Offense: From Opportunity to Shipped Code
On the proactive side, Meta’s system identifies “efficiency opportunities,” proposed code changes believed to improve performance. Engineers can view an opportunity and request an AI-generated pull request that implements it. What previously required hours of manual investigation now takes minutes to review and deploy.
The pipeline mirrors the defensive workflow: gather context with tools, apply domain expertise through skills, produce a pull request. The result is a fully automated path from identified opportunity to ready-to-review code change.
What the Numbers Mean
At Meta’s scale, where code serves 3 billion people, even a 0.1% performance regression translates to significant additional power consumption. The “hundreds of megawatts recovered” figure represents cumulative savings from both sides of the program: catching regressions before they compound across the fleet, and shipping proactive optimizations that engineers would never have had time to implement manually.
Meta described the end goal as “a self-sustaining efficiency engine where AI handles the long tail,” scaling megawatt delivery across a growing number of product areas without proportionally scaling headcount. The agents handle the investigation and implementation. Engineers handle the review and approval.

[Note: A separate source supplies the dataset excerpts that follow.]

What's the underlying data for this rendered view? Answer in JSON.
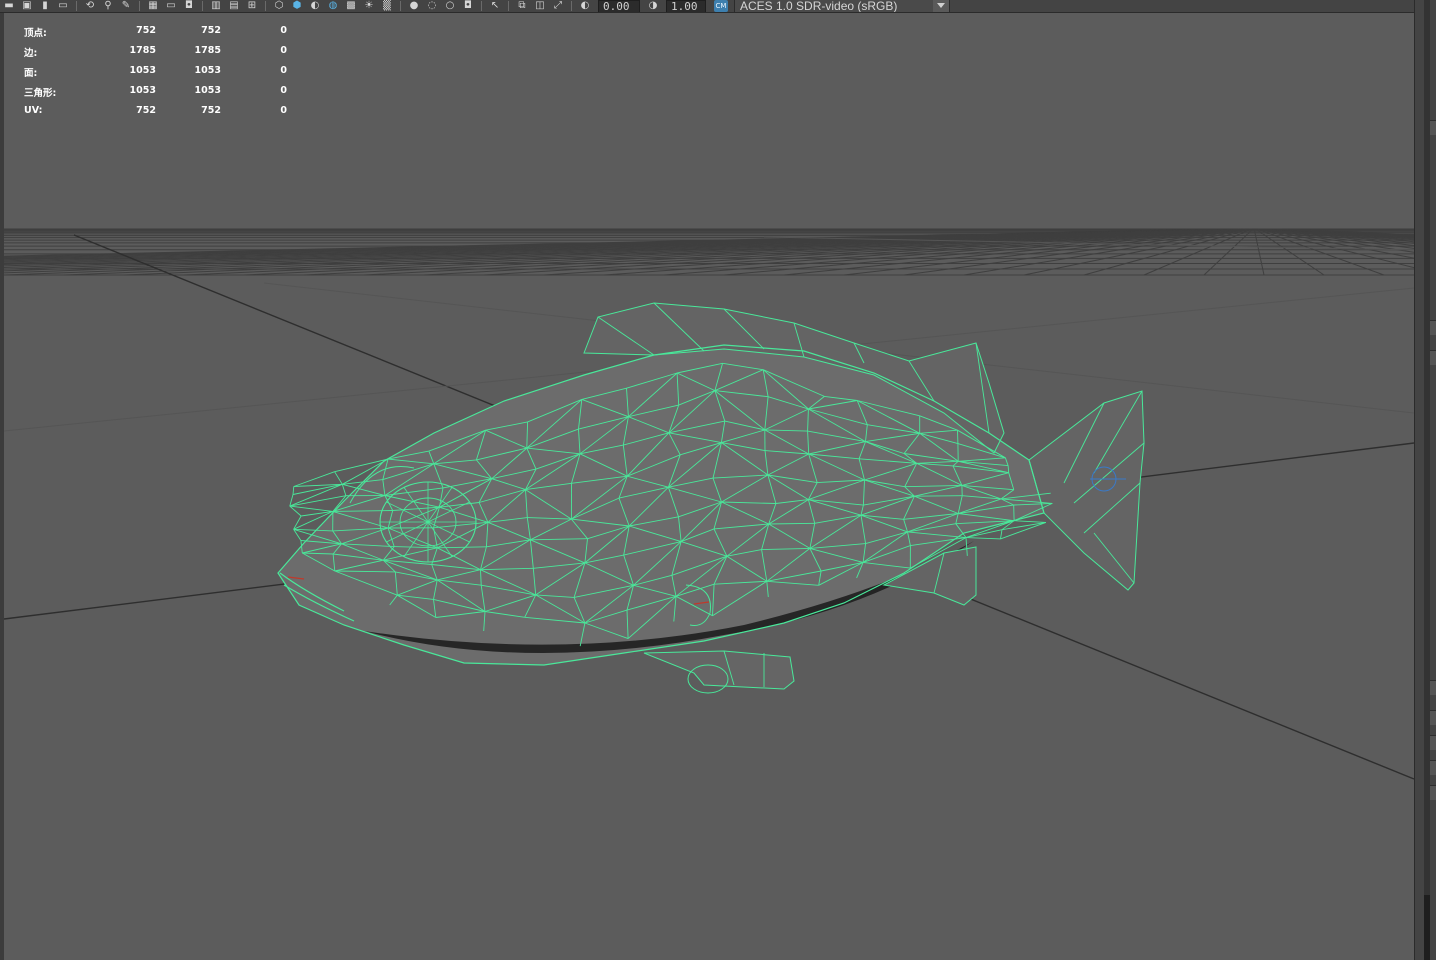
{
  "toolbar": {
    "icons": [
      "camera-icon",
      "camera-attr-icon",
      "bookmark-icon",
      "image-plane-icon",
      "isolate-icon",
      "xray-icon",
      "grease-pencil-icon",
      "grid-icon",
      "film-gate-icon",
      "resolution-gate-icon",
      "gate-mask-icon",
      "field-chart-icon",
      "safe-action-icon",
      "wireframe-icon",
      "smooth-shade-icon",
      "default-material-icon",
      "wireframe-on-shaded-icon",
      "textured-icon",
      "use-lights-icon",
      "shadows-icon",
      "screen-space-ao-icon",
      "motion-blur-icon",
      "antialiasing-icon",
      "depth-of-field-icon",
      "select-camera-icon",
      "isolate-select-icon",
      "xray-joints-icon",
      "xray-active-icon",
      "exposure-icon",
      "gamma-icon"
    ],
    "exposure_value": "0.00",
    "gamma_value": "1.00",
    "color_mgmt_badge": "CM",
    "colorspace_label": "ACES 1.0 SDR-video (sRGB)"
  },
  "hud": {
    "rows": [
      {
        "label": "顶点:",
        "v1": "752",
        "v2": "752",
        "v3": "0"
      },
      {
        "label": "边:",
        "v1": "1785",
        "v2": "1785",
        "v3": "0"
      },
      {
        "label": "面:",
        "v1": "1053",
        "v2": "1053",
        "v3": "0"
      },
      {
        "label": "三角形:",
        "v1": "1053",
        "v2": "1053",
        "v3": "0"
      },
      {
        "label": "UV:",
        "v1": "752",
        "v2": "752",
        "v3": "0"
      }
    ]
  },
  "colors": {
    "wireframe": "#49e89a",
    "grid": "#3f3f3f",
    "grid_axis": "#2e2e2e",
    "body": "#6c6c6c",
    "belly_shadow": "#1a1a1a"
  }
}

Production-Scale Validation
This is one of the most concrete, metrics-backed AI agent deployment case studies published by a major technology company. The specifics matter: these are not projected outcomes or benchmark results. They are production measurements from live infrastructure at a scale few organizations in the world operate.
For teams building their own AI agent platforms, Meta’s architecture offers a replicable pattern: standardize tool interfaces, encode domain expertise as composable skills, and let the same platform serve both proactive optimization and reactive incident response. The human bottleneck shifts from doing the work to reviewing the work.